Medicare part B is about $1200 a year and covers 80%. You should probably get a supplementary plan as well, but there are some with a zero premium. Have you looked at the website at Medicare.gov? It was helpful. Also through your local "area agency on aging" there is assistance through a program that is called "SHINE" in Massachusetts, to help you decide what's best for you.

Do a simple break-even analysis to determine how much extra Medicare premiums would cost you vs. what you're getting now.

Assuming you're getting BCBS through your employer, calculate (a) total annual premiums and (b) the amounts you're paying that are more across standardized categories (which is the difficult part), to get an annual history. You can do a simple percentage calculation to see how much more you're paying from year to year.

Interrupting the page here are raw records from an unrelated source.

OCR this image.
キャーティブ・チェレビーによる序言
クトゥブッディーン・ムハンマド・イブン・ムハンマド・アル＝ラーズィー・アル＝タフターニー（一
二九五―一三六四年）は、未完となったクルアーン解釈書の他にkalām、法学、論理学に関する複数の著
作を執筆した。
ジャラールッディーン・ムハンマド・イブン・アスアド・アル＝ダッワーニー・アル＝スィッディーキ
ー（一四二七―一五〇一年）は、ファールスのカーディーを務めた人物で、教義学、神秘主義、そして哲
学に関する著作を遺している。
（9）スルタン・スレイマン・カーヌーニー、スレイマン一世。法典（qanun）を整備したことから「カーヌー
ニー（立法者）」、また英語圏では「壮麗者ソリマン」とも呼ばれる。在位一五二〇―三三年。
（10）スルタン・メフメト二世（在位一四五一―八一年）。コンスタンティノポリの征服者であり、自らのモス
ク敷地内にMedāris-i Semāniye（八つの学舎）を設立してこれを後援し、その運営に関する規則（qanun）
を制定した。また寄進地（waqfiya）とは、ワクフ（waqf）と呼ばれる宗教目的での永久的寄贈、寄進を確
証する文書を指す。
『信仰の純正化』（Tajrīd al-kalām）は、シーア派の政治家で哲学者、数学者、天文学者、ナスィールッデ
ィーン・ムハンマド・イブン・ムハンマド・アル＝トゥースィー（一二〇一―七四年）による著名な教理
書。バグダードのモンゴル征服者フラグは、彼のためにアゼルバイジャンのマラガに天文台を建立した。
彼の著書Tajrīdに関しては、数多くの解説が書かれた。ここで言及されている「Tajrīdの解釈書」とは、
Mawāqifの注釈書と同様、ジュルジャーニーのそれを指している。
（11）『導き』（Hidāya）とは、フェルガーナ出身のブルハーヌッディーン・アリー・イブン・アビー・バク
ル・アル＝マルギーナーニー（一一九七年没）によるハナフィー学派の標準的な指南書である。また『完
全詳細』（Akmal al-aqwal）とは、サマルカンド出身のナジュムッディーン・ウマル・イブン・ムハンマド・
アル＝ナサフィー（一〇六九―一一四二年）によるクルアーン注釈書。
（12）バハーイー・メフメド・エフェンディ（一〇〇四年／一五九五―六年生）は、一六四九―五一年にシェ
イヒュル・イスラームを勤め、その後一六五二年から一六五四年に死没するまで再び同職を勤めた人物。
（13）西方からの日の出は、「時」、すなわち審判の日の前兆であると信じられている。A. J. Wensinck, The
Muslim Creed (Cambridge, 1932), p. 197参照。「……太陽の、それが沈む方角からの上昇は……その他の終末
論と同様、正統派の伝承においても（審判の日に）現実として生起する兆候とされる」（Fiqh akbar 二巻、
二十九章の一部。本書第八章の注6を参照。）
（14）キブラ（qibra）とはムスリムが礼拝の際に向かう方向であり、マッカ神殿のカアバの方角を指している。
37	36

Also find out from Medicare how much your premiums would be if you applied for it now, next year, the following year, etc. What's the ratio of those premiums to the BCBS premiums? The difficult part would be factoring in what BCBS doesn't pay for, as well as what Medicare doesn't cover. So if that isn't feasible, just base your comparison on the premium costs.

You could get fancy and determine the breakeven point if you know how to do that, but if not, try to keep the analysis simple. How much more are you paying for BCBS each year, what's the percentage increase, and what are the percentage increases in Medicare premiums if you don't apply now?

Eg., if your BCBS premium and disallowed services are increasing at, say, a 20% rate each year, and if in, say, 2 years, they would equal or be close to equaling the Medicare premium in 2 years, then it's a fair assumption that you should apply for Medicare in 2 years.

Your HR department probably could help you with this kind of analysis.

Frequentflyer is totally correct about this.

You are supposed to sign up for Medicare 3 months before your 65 birthday. If you don't there will be a penalty placed for late enrollment and I think it is a permanent penalty. You probably will have a penalty placed as you missed the initial enrollment. You suspend Medicare as you have BSBS as your primary insurer. My hubs did this when he turned 65 as he is still working full time (and will till forever) and our insurance (family of 3) is with United.

What you probably want to think about is when you finally do retire to see if you can make your BCBS become your secondary with Medicare are your primary. the blues pay really really well & fast and most health systems take them, so your options are pretty good for getting docs and hospitals. If your a fed, the HIEB should transition pretty seamlessly from primary to secondary with the premiums taken from your retirement. My mom had this as my dad was a fed and between Medicare and BSBS had usually a zero co-pay.

There's a good article on the AARP website regarding this. The title is "Enrolling at the Right Time".

It's my understanding if one doesn't sign up for Medicare at 65, then the Medicare premiums would cost more. That had happened with my Mom who was 4 years older then my Dad, she was getting health insurance from the company that my Dad worked, so they decided to just keep on the company health insurance. They were surprised once Dad retired at 65, that my Mom's Medicare was costing much more then my Dad's.